Meringue vs Arsenic
Meringue is a Cloverdale Paint color while Arsenic comes from Farrow & Ball. Hue-wise, Meringue belongs to the blue family and Arsenic to the green family. At LRV 37 vs 27, Arsenic will read as the brighter of the two — a 10-point gap that matters most in north-facing or low-light rooms. At ΔE 17.8, these are genuinely distinct colors — a strong contrast if used together, or a meaningful choice between two different directions. Below you'll find 2 real-room photo comparisons where both colors appear side by side, plus 5 simulated room previews.

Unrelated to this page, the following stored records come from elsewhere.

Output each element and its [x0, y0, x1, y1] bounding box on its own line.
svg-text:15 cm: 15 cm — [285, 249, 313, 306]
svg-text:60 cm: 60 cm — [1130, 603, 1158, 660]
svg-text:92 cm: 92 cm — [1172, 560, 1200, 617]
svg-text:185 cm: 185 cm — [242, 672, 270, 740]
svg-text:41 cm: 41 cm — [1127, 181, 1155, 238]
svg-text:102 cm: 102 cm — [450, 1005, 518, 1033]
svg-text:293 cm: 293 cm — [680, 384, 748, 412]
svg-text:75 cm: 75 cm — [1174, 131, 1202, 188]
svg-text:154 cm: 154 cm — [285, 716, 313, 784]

Meringue vs Arsenic in Real Spaces
2 real rooms side by side. Seeing Meringue and Arsenic in actual rooms makes the difference concrete; browse the spaces below to get a feel for how each color lives on a wall.
Living Room
Living rooms test a color across a full range of conditions — morning sun, afternoon shade, and evening lamp light all shift how both of these read. Arsenic returns significantly more light to the room — in a smaller or darker space, that difference in perceived brightness is hard to miss.
Color Details
Meringue vs Arsenic Simulated Comparison
5 simulated room previews — drag the slider on each to see Meringue on one side and Arsenic on the other.
Digital color is approximate. These simulations are generated from the manufacturer's hex values and overlaid on grayscale room photos — your screen's calibration, brightness, and viewing angle all affect how they render. Before committing to either color, test physical samples in your own space under the light you actually live with.
More Meringue comparisons
See how Meringue stacks up against other well-photographed colors across different brands and tones.